Music of the future 0725

Is the dream of hydrogen over?

The dream of hydrogen as the engine of a new, sustainable economy, e.g. in the production of so-called "green" steel? The enthusiasm that has been so great in recent years seems to be fading. Take ArcelorMittal, for example, one of the world's largest steel manufacturers. Five years ago, the company issued a press release stating that it wanted to invest in new production technologies in order to become climate-neutral by 2050. The direct reduction of iron ore with natural gas, which has been tested at the Hamburg site, is therefore to be realized with hydrogen in the future - initially via steam reforming of natural gas until sufficient green hydrogen is available to produce steel in a climate-neutral way.

The plan is to produce 100,000 tons of steel using hydrogen as early as 2025. A win for the environment, because hydrogen in the DRI (Direct Reduced Iron) process can be used to produce steel almost_CO2-free- hydrogen is a real game changer for the decarbonization of the steel industry [1].
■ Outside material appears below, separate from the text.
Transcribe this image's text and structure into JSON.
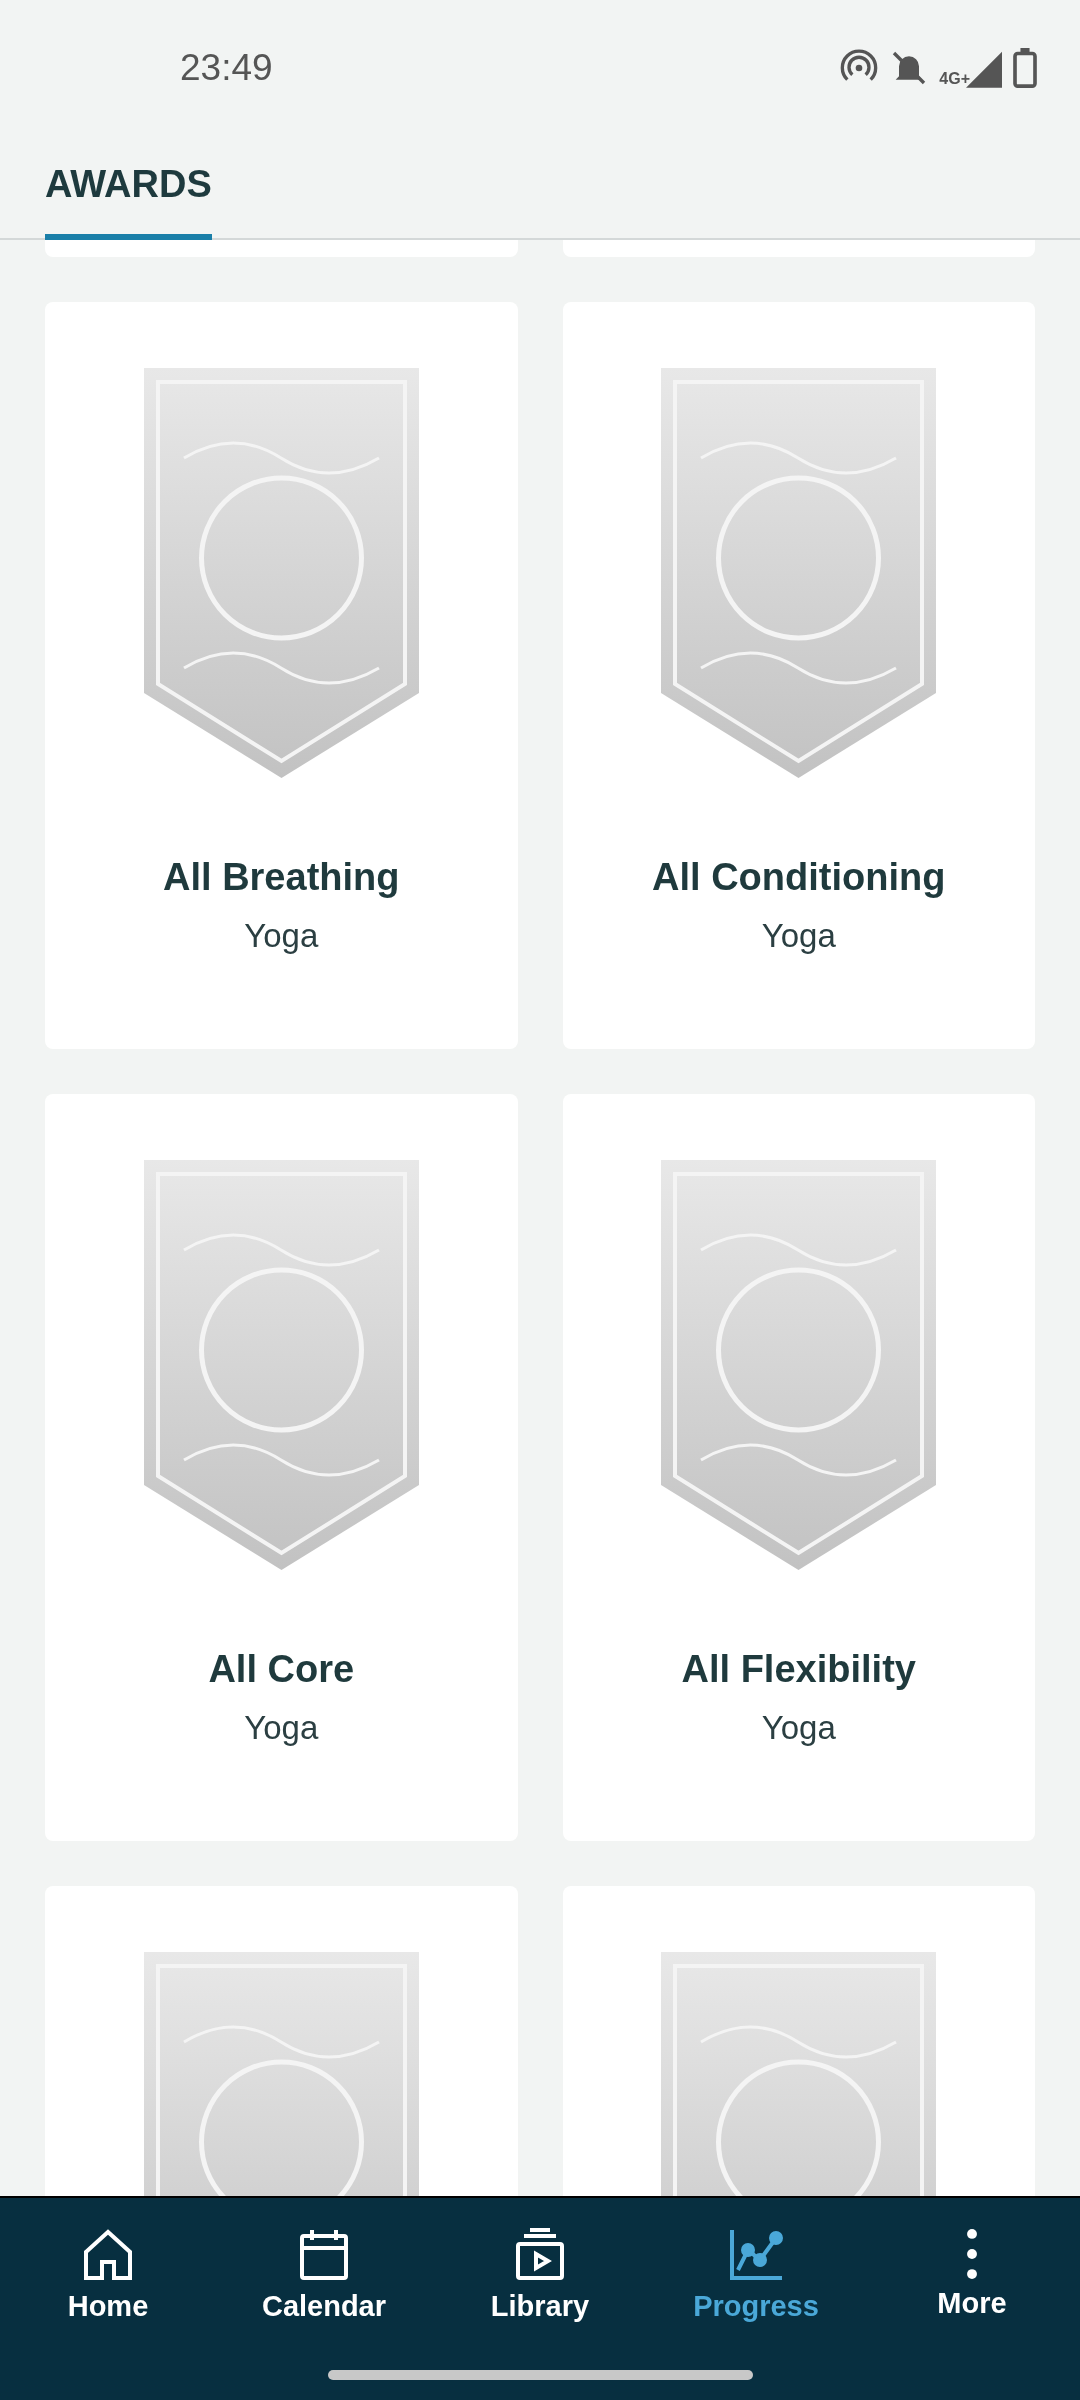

On June 19 of this year, the Luxembourg steel giant admitted the failure of this plan: "It is becoming increasingly clear that the energy transition is progressing more slowly than expected in all areas. This includes the fact that green hydrogen is not yet a viable energy source and that natural gas-based DRI production is not competitive as a transitional solution." [2]

The withdrawal means that ArcelorMittal Germany is foregoing billions of euros in public funding for the implementation of the new technology - "but even with the financial support, the economic viability of this conversion is not sufficient," summarizes Geert Van Poelvoorde, CEO of ArcelorMittal Europe.

Green hydrogen

The idea of anchoring green hydrogen as a cornerstone of the energy transition arose from two key findings:

• Many applications cannot be directly electrified - be it in heavy industry, shipping, aviation or blast furnaces. Green hydrogen, produced by electrolysis with electricity from wind and sun, can replace fossil fuels in these sectors and thus enable significant_{CO2 reductions}. Due to this potential, it has been considered a key technology for a climate-neutral energy system since the mid-2010s, which is reflected in the EU hydrogen strategy and Germany's national hydrogen strategy.
• The expansion of renewable energies has brought with it the problem of generation peaks and dark doldrums. Green hydrogen makes it possible to convert surplus electricity from wind and solar parks into chemical energy, store it and call it up again with a time delay (power-to-gas). This flexible storage and transportation function has made it an indispensable component of a supply based on 100% renewable energies.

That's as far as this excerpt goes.